Ma ciò che spicca è l’imponente pala d’altare raffigurante Maria ai Monti, come l’aveva desiderata Padre Carlo Carafa (proclamato Venerabile da Papa Gregorio XVI nel 1832) che voleva affidare la città di Napoli alla Madonna, posta in questo luogo alto e ameno. Il religioso commissionò il lavoro a Girolamo d’Arena, pittore allora noto a Napoli dal quale pretese che lavorasse solo di sabato, dopo essersi confessato e comunicato.
La Madonna con il Bambino in braccio è seduta sopra tre monti, è vestita di un manto ceruleo e di una veste color di fuoco. Il Bambino tiene in mano il mondo in atto di benedirlo con la sua destra. Ai lati del trono ci sono i due Santi apostoli Pietro e Paolo e intorno diversi angioletti. Regina degli Apostoli fu il titolo ufficiale della bellissima immagine.

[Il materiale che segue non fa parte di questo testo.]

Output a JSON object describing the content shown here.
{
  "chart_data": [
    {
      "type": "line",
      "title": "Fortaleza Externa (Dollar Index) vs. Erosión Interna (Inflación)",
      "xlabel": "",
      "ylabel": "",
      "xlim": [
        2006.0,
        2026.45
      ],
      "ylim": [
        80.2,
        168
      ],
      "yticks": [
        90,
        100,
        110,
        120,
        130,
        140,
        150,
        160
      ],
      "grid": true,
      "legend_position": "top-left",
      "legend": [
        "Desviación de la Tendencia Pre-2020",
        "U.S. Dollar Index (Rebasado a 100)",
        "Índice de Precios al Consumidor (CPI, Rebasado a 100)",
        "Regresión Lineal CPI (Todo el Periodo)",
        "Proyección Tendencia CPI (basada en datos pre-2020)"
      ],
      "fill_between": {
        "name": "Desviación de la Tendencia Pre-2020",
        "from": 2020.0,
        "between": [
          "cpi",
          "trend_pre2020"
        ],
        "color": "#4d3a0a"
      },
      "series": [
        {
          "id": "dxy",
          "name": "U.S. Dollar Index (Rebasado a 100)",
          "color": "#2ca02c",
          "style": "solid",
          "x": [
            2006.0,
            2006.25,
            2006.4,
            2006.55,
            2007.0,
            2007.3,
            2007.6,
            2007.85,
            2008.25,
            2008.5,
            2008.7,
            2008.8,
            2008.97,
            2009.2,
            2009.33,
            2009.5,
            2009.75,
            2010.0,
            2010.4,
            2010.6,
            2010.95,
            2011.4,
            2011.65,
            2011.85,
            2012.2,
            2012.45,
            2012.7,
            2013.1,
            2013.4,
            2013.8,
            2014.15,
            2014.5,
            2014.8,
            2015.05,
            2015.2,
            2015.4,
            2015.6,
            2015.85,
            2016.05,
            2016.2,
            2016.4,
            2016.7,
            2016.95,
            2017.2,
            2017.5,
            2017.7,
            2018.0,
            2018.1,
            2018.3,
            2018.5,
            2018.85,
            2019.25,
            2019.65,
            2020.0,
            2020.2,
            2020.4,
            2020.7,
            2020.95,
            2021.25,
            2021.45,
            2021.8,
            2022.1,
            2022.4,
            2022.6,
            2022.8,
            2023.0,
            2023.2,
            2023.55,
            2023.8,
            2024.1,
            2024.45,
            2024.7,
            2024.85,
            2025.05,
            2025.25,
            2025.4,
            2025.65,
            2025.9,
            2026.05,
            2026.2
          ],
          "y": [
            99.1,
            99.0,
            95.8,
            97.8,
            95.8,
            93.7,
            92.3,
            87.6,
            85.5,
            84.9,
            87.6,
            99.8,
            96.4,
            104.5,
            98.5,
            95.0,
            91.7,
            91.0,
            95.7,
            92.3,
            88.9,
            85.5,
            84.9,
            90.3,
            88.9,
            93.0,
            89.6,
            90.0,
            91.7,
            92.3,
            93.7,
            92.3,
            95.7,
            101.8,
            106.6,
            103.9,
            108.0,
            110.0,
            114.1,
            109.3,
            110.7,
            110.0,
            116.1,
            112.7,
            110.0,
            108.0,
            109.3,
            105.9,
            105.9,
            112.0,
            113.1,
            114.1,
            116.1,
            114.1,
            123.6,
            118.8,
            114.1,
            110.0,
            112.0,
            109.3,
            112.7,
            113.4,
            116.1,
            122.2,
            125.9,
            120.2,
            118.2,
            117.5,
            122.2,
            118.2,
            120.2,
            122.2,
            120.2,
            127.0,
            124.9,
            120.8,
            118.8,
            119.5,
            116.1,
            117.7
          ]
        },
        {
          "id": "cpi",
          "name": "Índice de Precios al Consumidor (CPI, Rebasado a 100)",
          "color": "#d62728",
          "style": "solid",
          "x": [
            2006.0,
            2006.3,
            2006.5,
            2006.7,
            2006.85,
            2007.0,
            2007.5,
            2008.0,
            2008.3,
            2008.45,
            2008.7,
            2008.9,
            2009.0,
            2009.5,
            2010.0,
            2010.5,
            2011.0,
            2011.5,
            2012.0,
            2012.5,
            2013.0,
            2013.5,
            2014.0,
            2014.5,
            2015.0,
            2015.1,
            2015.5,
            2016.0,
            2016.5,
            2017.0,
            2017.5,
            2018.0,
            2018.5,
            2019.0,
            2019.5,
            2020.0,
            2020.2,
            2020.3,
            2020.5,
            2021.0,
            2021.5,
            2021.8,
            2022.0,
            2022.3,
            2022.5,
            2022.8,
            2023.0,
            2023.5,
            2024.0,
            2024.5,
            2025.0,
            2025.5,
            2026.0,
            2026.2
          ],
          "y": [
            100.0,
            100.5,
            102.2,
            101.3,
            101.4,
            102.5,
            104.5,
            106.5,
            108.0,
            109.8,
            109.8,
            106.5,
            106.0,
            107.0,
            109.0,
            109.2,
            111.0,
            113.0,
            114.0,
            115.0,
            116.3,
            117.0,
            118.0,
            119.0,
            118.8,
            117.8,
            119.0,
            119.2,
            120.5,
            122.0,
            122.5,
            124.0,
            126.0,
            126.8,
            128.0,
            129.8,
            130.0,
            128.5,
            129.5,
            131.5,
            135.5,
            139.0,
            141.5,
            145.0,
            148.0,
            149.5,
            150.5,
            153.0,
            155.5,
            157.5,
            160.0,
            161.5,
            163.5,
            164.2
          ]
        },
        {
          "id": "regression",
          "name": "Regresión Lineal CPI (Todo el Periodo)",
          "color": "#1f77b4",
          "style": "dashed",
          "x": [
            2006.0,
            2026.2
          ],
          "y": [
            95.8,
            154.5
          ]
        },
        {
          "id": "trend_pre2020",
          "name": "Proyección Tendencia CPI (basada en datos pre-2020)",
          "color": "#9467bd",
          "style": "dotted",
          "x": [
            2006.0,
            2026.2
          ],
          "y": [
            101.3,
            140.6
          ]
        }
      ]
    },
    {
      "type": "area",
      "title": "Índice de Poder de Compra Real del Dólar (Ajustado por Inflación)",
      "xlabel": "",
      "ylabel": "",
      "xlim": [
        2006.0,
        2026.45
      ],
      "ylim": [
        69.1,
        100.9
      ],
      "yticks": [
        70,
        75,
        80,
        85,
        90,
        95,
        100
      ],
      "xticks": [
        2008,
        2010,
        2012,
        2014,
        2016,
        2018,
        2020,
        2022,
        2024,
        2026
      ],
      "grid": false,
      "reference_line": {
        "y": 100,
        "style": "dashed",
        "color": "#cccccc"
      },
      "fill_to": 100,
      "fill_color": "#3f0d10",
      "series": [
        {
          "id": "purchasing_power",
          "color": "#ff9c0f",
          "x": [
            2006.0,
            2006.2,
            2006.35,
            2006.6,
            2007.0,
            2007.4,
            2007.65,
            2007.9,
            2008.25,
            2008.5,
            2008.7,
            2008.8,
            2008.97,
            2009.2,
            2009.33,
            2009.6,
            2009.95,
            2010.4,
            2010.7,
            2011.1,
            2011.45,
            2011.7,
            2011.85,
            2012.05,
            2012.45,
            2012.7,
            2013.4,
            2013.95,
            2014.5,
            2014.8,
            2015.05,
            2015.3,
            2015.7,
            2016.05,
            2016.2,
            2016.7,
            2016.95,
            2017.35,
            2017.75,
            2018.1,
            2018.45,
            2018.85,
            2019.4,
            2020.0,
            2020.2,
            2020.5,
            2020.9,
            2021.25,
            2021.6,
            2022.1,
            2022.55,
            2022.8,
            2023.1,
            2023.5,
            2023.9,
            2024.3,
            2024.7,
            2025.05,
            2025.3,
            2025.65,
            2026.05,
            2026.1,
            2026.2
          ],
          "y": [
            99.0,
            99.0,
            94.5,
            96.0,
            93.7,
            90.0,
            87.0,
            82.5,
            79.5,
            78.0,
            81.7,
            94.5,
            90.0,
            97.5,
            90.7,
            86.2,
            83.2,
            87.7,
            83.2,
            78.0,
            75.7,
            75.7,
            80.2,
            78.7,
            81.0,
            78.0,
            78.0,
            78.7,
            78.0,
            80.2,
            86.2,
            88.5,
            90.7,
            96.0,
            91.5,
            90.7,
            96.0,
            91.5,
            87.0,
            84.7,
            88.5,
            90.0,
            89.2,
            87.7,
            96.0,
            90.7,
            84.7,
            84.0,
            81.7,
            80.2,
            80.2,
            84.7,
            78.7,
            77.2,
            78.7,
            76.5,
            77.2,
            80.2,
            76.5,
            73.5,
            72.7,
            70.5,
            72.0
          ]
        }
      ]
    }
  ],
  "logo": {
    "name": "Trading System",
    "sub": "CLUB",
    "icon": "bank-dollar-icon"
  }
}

Il Convento della Carmelitane Scalze è ancora più suggestivo.
Qui nessuno viene alla porta: la chiesa è sempre aperta. Si passa da un ingresso laterale e davanti alle reliquie della beata Maria Giuseppina Catanea che qui è giunta quando il monastero era nascente e ne è poi diventata priora.
Le suore sono di clausura. Nel loro convento tutto è lindo e fresco. Una camera con microfono lascia intendere che chiunque può raggiungere questo luogo per chiedere di aprire il proprio cuore alle religiose, la cui vocazione, come quella che fu della madre Giuseppina, è quello dell’ascolto e della preghiera. Ora però, sulla sua tomba si può “ascoltare”, grazie al prodigio del suono dello sgranare del rosario, come Guido mi ha indicato e io stessa ho sperimentato.
Ecco, questo è il luogo che vale la pena di raggiungere.
Fuori, c’è un orticello e, a pochi metri, c’è un ingresso del bosco di Capodimonte.